FRANKFURT. (hpd) Zur Frankfurter Buchmesse erscheint im Alibri Verlag Mythos Zen von Alfred Binder. Das Buch behandelt den Zen-Buddhismus bzw. seine Meditationspraxis unter philosophischen, ethischen, historischen und psychologischen Gesichtspunkten.
Binder nimmt in seinem Buch diese außereuropäische Religion oder Philosophie, die seit Jahrzehnten auch in christliche wie sogar in säkulare Kreise hinein strahlt, in Augenschein und gelangt zu einem ernüchternden Urteil. hpd sprach mit dem Autor.
hpd: Sehr geehrter Herr Binder, wie kommt jemand, der seit 30 Jahren Zen praktiziert, darauf, ein doch sehr kritisches Buch über Zen zu verfassen?
Alfred Binder: Ich schreibe mir eine philosophische Einstellung zu, und vielleicht habe ich wegen ihr nie den kritischen Blick für Zen ganz verloren.

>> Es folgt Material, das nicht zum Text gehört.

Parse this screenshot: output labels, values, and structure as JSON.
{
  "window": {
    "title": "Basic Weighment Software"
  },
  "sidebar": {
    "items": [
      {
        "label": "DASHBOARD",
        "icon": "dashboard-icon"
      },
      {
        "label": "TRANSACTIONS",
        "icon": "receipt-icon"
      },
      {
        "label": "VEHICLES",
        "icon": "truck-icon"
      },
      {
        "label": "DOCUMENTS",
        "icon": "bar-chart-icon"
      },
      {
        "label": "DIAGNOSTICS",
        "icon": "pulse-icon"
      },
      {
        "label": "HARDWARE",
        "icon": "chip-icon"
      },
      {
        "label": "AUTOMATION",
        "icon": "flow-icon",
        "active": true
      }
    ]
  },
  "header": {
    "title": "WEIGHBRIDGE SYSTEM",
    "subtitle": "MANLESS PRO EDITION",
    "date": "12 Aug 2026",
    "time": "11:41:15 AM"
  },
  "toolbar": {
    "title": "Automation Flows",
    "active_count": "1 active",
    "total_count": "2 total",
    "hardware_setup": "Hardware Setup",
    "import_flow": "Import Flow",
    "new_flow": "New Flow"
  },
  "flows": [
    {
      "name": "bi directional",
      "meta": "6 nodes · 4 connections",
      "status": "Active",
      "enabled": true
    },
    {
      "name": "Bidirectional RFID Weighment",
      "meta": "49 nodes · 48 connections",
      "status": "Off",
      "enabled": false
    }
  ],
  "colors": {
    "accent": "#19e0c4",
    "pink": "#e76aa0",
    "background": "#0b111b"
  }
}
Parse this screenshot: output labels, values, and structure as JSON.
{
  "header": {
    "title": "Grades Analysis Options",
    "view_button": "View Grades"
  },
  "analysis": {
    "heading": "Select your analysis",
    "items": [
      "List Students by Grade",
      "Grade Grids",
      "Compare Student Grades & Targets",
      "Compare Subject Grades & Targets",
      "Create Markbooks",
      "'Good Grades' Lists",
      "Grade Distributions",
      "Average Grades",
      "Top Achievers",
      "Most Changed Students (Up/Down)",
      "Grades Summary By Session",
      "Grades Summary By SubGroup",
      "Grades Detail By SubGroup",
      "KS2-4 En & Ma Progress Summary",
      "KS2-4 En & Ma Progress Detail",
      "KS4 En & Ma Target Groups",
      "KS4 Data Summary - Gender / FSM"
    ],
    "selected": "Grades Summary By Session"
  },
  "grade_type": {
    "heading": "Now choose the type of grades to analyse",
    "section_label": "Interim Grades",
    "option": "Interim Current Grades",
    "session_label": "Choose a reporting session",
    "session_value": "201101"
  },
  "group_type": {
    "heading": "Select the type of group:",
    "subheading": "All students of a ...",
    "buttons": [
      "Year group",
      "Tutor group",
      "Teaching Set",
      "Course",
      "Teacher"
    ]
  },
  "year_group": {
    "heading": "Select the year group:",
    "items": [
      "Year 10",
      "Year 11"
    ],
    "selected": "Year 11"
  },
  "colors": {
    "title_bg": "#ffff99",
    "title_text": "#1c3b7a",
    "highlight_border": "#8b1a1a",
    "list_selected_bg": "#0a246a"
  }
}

Unter einer philosophischen Einstellung verstehe ich das Bedürfnis, alles zu hinterfragen, was den meisten Leuten als selbstverständlich gilt. So habe ich mich immer gefragt, was mache ich da eigentlich, wenn ich in Zazen sitze und versuche, mich auf meinen Atem zu konzentrieren? Ist das nicht irgendwie verrückt? Was genau soll das bringen und wie soll das geschehen?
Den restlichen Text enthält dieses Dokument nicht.